Let me show you another code with better error handling.

int file_copy2(char *src, char *dst)
{
	FILE *fd_src, *fd_dst;
	char *buf;
	size_t total = -1;


	printf("copy %s to %s\n", src, dst);

	fd_src = fopen(src, "r");
	if (fd_src == NULL)
		goto error_src;

	fd_dst = fopen(dst, "w");
	if (fd_dst == NULL)
		goto error_dst;

	buf = calloc(4096, sizeof(*buf));
	if (buf == NULL)
		goto error_buf;

	total = 0;
	do {
		int c;
		c = fread(buf, sizeof(*buf), 4096, fd_src);
		if (c == 0)
			break;
		c = fwrite(buf, sizeof(*buf), c, fd_dst);
		if (c == 0)
			break;
		total += c;
	} while (1);

	free(buf);
error_buf:
	fclose(fd_dst);
error_dst:
	fclose(fd_src);
error_src:
	return total;
}

When error happens, it just jumps to error handling code with goto command. There is no long and repeated error code. It is not only good for code reading but also code understanding.

Let us see the sequence of the error handling. The first error handling, closing the source file, is at the last. The second error handling, closing the target file, is at the second and the last error handling is at the first. What happens now? The error handling code is doing not only the error handling. It is the normal clean-up code that terminate the ffile_copy2 function.

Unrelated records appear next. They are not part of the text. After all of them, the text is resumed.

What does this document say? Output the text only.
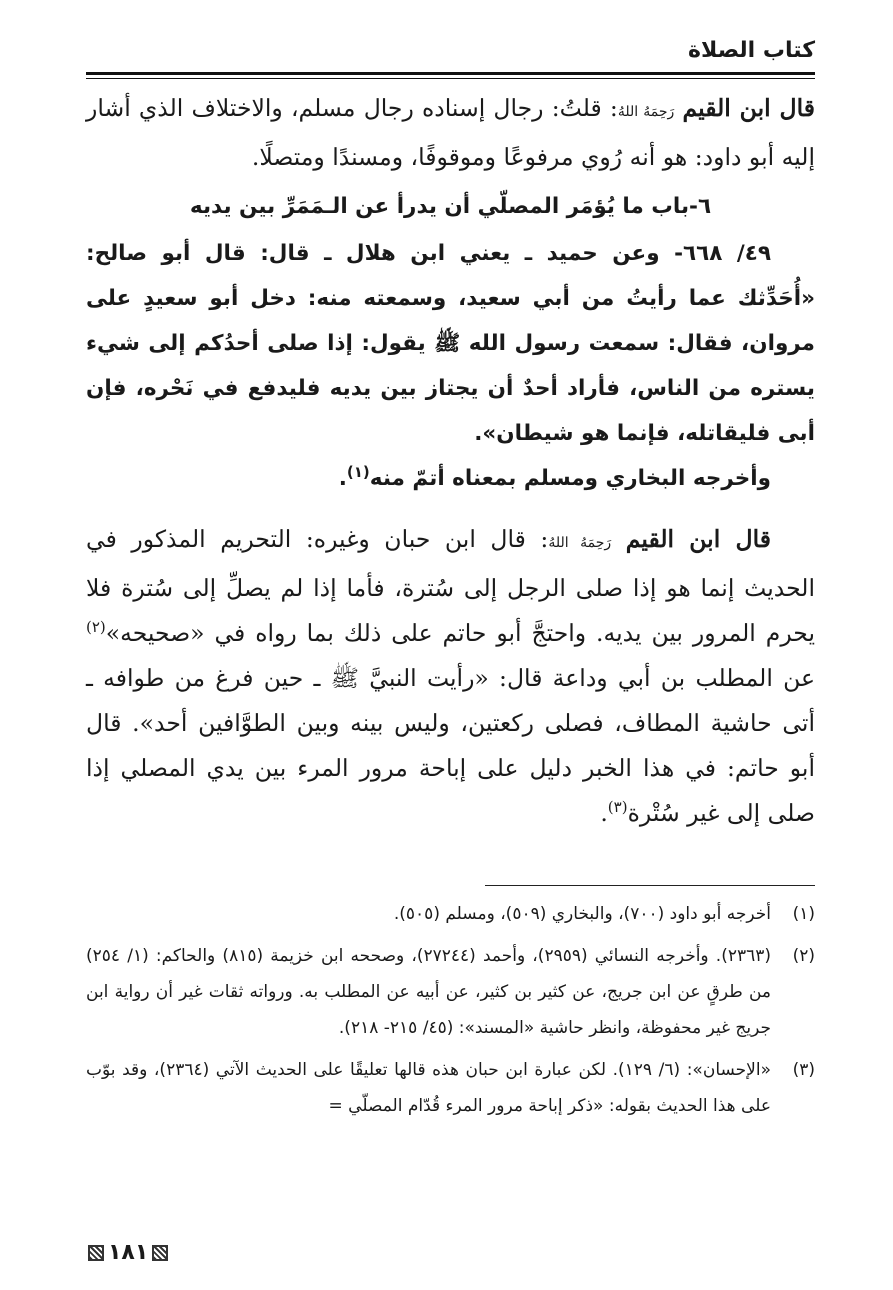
كتاب الصلاة

قال ابن القيم رَحِمَهُ اللهُ: قلتُ: رجال إسناده رجال مسلم، والاختلاف الذي أشار إليه أبو داود: هو أنه رُوي مرفوعًا وموقوفًا، ومسندًا ومتصلًا.

٦-باب ما يُؤمَر المصلّي أن يدرأ عن الـمَمَرِّ بين يديه

٤٩/ ٦٦٨- وعن حميد ـ يعني ابن هلال ـ قال: قال أبو صالح: «أُحَدِّثك عما رأيتُ من أبي سعيد، وسمعته منه: دخل أبو سعيدٍ على مروان، فقال: سمعت رسول الله ﷺ يقول: إذا صلى أحدُكم إلى شيء يستره من الناس، فأراد أحدٌ أن يجتاز بين يديه فليدفع في نَحْره، فإن أبى فليقاتله، فإنما هو شيطان».

وأخرجه البخاري ومسلم بمعناه أتمّ منه$^{(١)}$.

قال ابن القيم رَحِمَهُ اللهُ: قال ابن حبان وغيره: التحريم المذكور في الحديث إنما هو إذا صلى الرجل إلى سُترة، فأما إذا لم يصلِّ إلى سُترة فلا يحرم المرور بين يديه. واحتجَّ أبو حاتم على ذلك بما رواه في «صحيحه»$^{(٢)}$ عن المطلب بن أبي وداعة قال: «رأيت النبيَّ ﷺ ـ حين فرغ من طوافه ـ أتى حاشية المطاف، فصلى ركعتين، وليس بينه وبين الطوَّافين أحد». قال أبو حاتم: في هذا الخبر دليل على إباحة مرور المرء بين يدي المصلي إذا صلى إلى غير سُتْرة$^{(٣)}$.

(١)
أخرجه أبو داود (٧٠٠)، والبخاري (٥٠٩)، ومسلم (٥٠٥).
(٢)
(٢٣٦٣). وأخرجه النسائي (٢٩٥٩)، وأحمد (٢٧٢٤٤)، وصححه ابن خزيمة (٨١٥) والحاكم: (١/ ٢٥٤) من طرقٍ عن ابن جريج، عن كثير بن كثير، عن أبيه عن المطلب به. ورواته ثقات غير أن رواية ابن جريج غير محفوظة، وانظر حاشية «المسند»: (٤٥/ ٢١٥- ٢١٨).
(٣)
«الإحسان»: (٦/ ١٢٩). لكن عبارة ابن حبان هذه قالها تعليقًا على الحديث الآتي (٢٣٦٤)، وقد بوّب على هذا الحديث بقوله: «ذكر إباحة مرور المرء قُدّام المصلّي =
١٨١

We only reverse the sequence of the clean-up code and add some labels. But it can handle both of the error case and no-error case.

Please remember two:

• The error handling is sub-set of the cleaning-up.
• The order of error handling is usually the reverse of what it should do.

Exercises

• The do-while loop in file_copy2 function calls fread and fwrite. What should we do if the fread and fwrite fails? How can we return the error value of fread and fwrite?
• file_copy1 only returns -1 for all error cases. Please modify the file_copy1 to return different values for each error case. The error code should be located at the end of the function.
• Please check your code. Is there error handling code? Can you make the error handling code simple as like file_copy2?
• Can you guess why I allocate memory with calloc(sizeof(*buf)) instead of calloc(sizeof(char))? Which is better if we need to change the data type of buffer from char to short (for Unicode or UTF-16)?
• Please add a error handling code for a case if there is already the target file with the same name.